Das Programm solle außerdem einen „weiteren starken Impuls zur Modernisierung unserer Schulen“ setzen, so die Ministerin. Karliczek rechnet auf die Zustimmung des Koalitionspartners SPD. Die Bundesländer sollten ihrerseits einen Beitrag leisten, damit man das erforderliche Gesetzgebungsverfahren innerhalb der nächsten Monate durchführen könne.

Grüne: Aufstockung der Fördermittel für Ganztag unbedingt erforderlich

Die Fraktion von Bündnis 90/Die Grünen begrüßt die von Karliczek in Aussicht gestellte finanzielle Aufstockung der vom Bund in das Erweitern der Ganztagsangebote zu investierenden Mittel als „richtige(n) Impuls“. Die bisher von der Koalitionsregierung vorgesehene Summe sei „viel zu knapp bemessen“, urteilte die Vizevorsitzende und kinderpolitische Sprecherin der Grünen-Fraktion Katja Dörner.

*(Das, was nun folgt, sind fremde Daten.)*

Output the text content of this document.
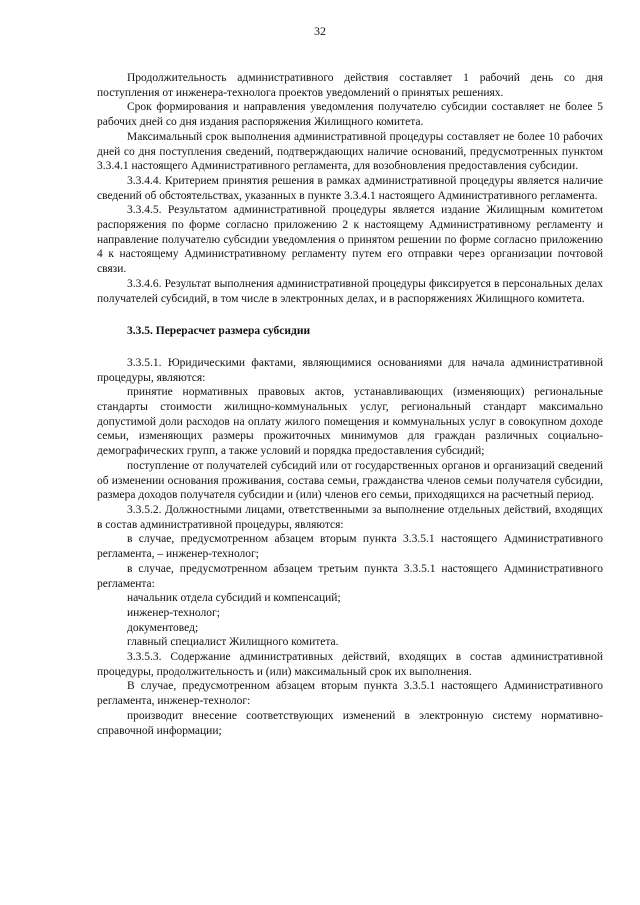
32

Продолжительность административного действия составляет 1 рабочий день со дня поступления от инженера-технолога проектов уведомлений о принятых решениях.

Срок формирования и направления уведомления получателю субсидии составляет не более 5 рабочих дней со дня издания распоряжения Жилищного комитета.

Максимальный срок выполнения административной процедуры составляет не более 10 рабочих дней со дня поступления сведений, подтверждающих наличие оснований, предусмотренных пунктом 3.3.4.1 настоящего Административного регламента, для возобновления предоставления субсидии.

3.3.4.4. Критерием принятия решения в рамках административной процедуры является наличие сведений об обстоятельствах, указанных в пункте 3.3.4.1 настоящего Административного регламента.

3.3.4.5. Результатом административной процедуры является издание Жилищным комитетом распоряжения по форме согласно приложению 2 к настоящему Административному регламенту и направление получателю субсидии уведомления о принятом решении по форме согласно приложению 4 к настоящему Административному регламенту путем его отправки через организации почтовой связи.

3.3.4.6. Результат выполнения административной процедуры фиксируется в персональных делах получателей субсидий, в том числе в электронных делах, и в распоряжениях Жилищного комитета.

3.3.5. Перерасчет размера субсидии

3.3.5.1. Юридическими фактами, являющимися основаниями для начала административной процедуры, являются:

принятие нормативных правовых актов, устанавливающих (изменяющих) региональные стандарты стоимости жилищно-коммунальных услуг, региональный стандарт максимально допустимой доли расходов на оплату жилого помещения и коммунальных услуг в совокупном доходе семьи, изменяющих размеры прожиточных минимумов для граждан различных социально-демографических групп, а также условий и порядка предоставления субсидий;

поступление от получателей субсидий или от государственных органов и организаций сведений об изменении основания проживания, состава семьи, гражданства членов семьи получателя субсидии, размера доходов получателя субсидии и (или) членов его семьи, приходящихся на расчетный период.

3.3.5.2. Должностными лицами, ответственными за выполнение отдельных действий, входящих в состав административной процедуры, являются:

в случае, предусмотренном абзацем вторым пункта 3.3.5.1 настоящего Административного регламента, – инженер-технолог;

в случае, предусмотренном абзацем третьим пункта 3.3.5.1 настоящего Административного регламента:

начальник отдела субсидий и компенсаций;

инженер-технолог;

документовед;

главный специалист Жилищного комитета.

3.3.5.3. Содержание административных действий, входящих в состав административной процедуры, продолжительность и (или) максимальный срок их выполнения.

В случае, предусмотренном абзацем вторым пункта 3.3.5.1 настоящего Административного регламента, инженер-технолог:

производит внесение соответствующих изменений в электронную систему нормативно-справочной информации;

Eine Erhöhung der Fördermittel, mit denen der Bund das Vorhaben unterstützen soll, sei nach Ansicht von Dörner unbedingt erforderlich „um den geplanten Rechtsanspruch auf Ganztag im Grundschulalter überhaupt umsetzen zu können“. Die Grünen-Politikerin hält es für wichtig, den rechtlichen Anspruch auf ganztägige Betreuung rasch im Bundesgesetz festzuschreiben, und fordert die Regierung auf, demgemäß einen Gesetzentwurf vorzulegen. Dörner mahnte in ihrer Stellungnahme aber an, dass der „Ganztag (…) eine hohe Qualität“ bräuchte, so dass Eltern und Kinder sowie Unternehmen wirklich, wie angestrebt, daraus Nutzen ziehen könnten.

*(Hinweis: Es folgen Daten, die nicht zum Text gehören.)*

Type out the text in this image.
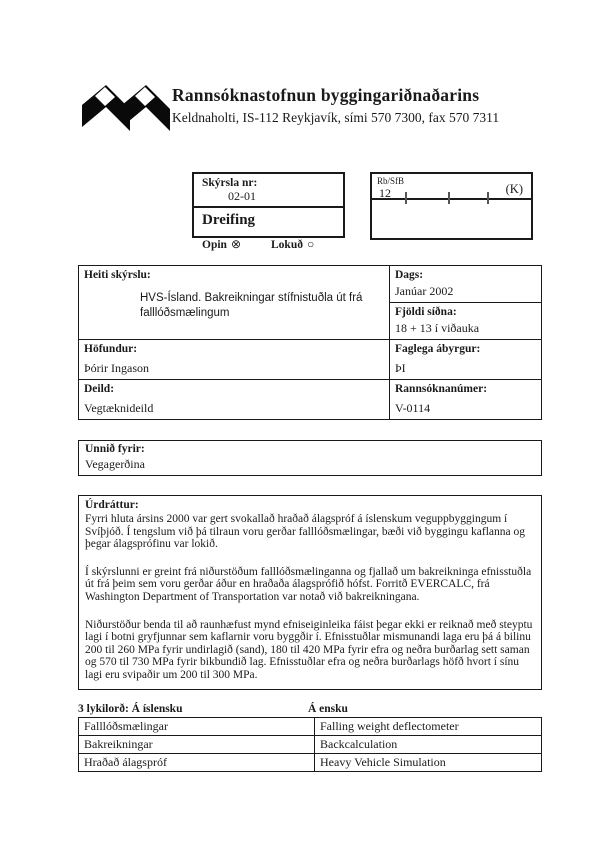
Rannsóknastofnun byggingariðnaðarins
Keldnaholti, IS-112 Reykjavík, sími 570 7300, fax 570 7311
Skýrsla nr:
02-01
Dreifing
Opin ⊗	Lokuð ○
Rb/SfB
12	(K)
Heiti skýrslu:
HVS-Ísland. Bakreikningar stífnistuðla út frá falllóðsmælingum

Dags:
Janúar 2002

	Fjöldi síðna:
18 + 13 í viðauka

Höfundur:
Þórir Ingason

Faglega ábyrgur:
ÞI

Deild:
Vegtæknideild

Rannsóknanúmer:
V-0114
Unnið fyrir:
Vegagerðina
Úrdráttur:

Fyrri hluta ársins 2000 var gert svokallað hraðað álagspróf á íslenskum veguppbyggingum í Svíþjóð. Í tengslum við þá tilraun voru gerðar falllóðsmælingar, bæði við byggingu kaflanna og þegar álagsprófinu var lokið.

Í skýrslunni er greint frá niðurstöðum falllóðsmælinganna og fjallað um bakreikninga efnisstuðla út frá þeim sem voru gerðar áður en hraðaða álagsprófið hófst. Forritð EVERCALC, frá Washington Department of Transportation var notað við bakreikningana.

Niðurstöður benda til að raunhæfust mynd efniseiginleika fáist þegar ekki er reiknað með steyptu lagi í botni gryfjunnar sem kaflarnir voru byggðir í. Efnisstuðlar mismunandi laga eru þá á bilinu 200 til 260 MPa fyrir undirlagið (sand), 180 til 420 MPa fyrir efra og neðra burðarlag sett saman og 570 til 730 MPa fyrir bikbundið lag. Efnisstuðlar efra og neðra burðarlags höfð hvort í sínu lagi eru svipaðir um 200 til 300 MPa.

3 lykilorð: Á íslensku	Á ensku
Falllóðsmælingar	Falling weight deflectometer
Bakreikningar	Backcalculation
Hraðað álagspróf	Heavy Vehicle Simulation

Höhere Finanzierung kommt Kritik von Opposition und Ländern entgegen

Anfang März hatte der Bundestag über einen Gesetzesvorschlag der Koalitionsregierung (Drs. 19/17294) beraten (zwd-POLITIKMAGAZIN berichtete in Heft Nr. 377). Die Abgeordneten hatten kontrovers über den Entwurf diskutiert. Die von der Regierung zur Förderung des Ganztagsausbaus angesetzten Bundesmittel könnten die entstehenden Kosten nicht decken, war der Tenor bei den Oppositionspolitiker*innen der demokratischen Fraktionen. Grüne, FDP und Linke forderten eine auskömmliche Finanzierung des Ganztagsprojektes, die SPD räumte immerhin ein, dass der Bund zusammen mit Ländern und Kommunen bis zur Verwirklichung des Rechtsanspruchs noch eine weite Wegstrecke zurückzulegen hätte.

Somit stimmten viele Parlamentarier*innen mit der zuvor vom Bundesrat abgegebenen Stellungnahme überein. Darin hatte das Ländergremium das Einrichten ganztägiger Betreuungsangebote zugunsten besserer Vereinbarkeit von Beruf und Familie sowie gerechterer Bildungschancen zwar befürwortet, aber zugleich gemahnt, dass das Sondervermögen im Umfang von 2 Milliarden Euro angesichts der voraussichtlich viel höheren Kosten des Ganztagsvorhabens nur einen „ersten Schritt“ zur Finanzierung des Bundesvorhabens darstellen könne.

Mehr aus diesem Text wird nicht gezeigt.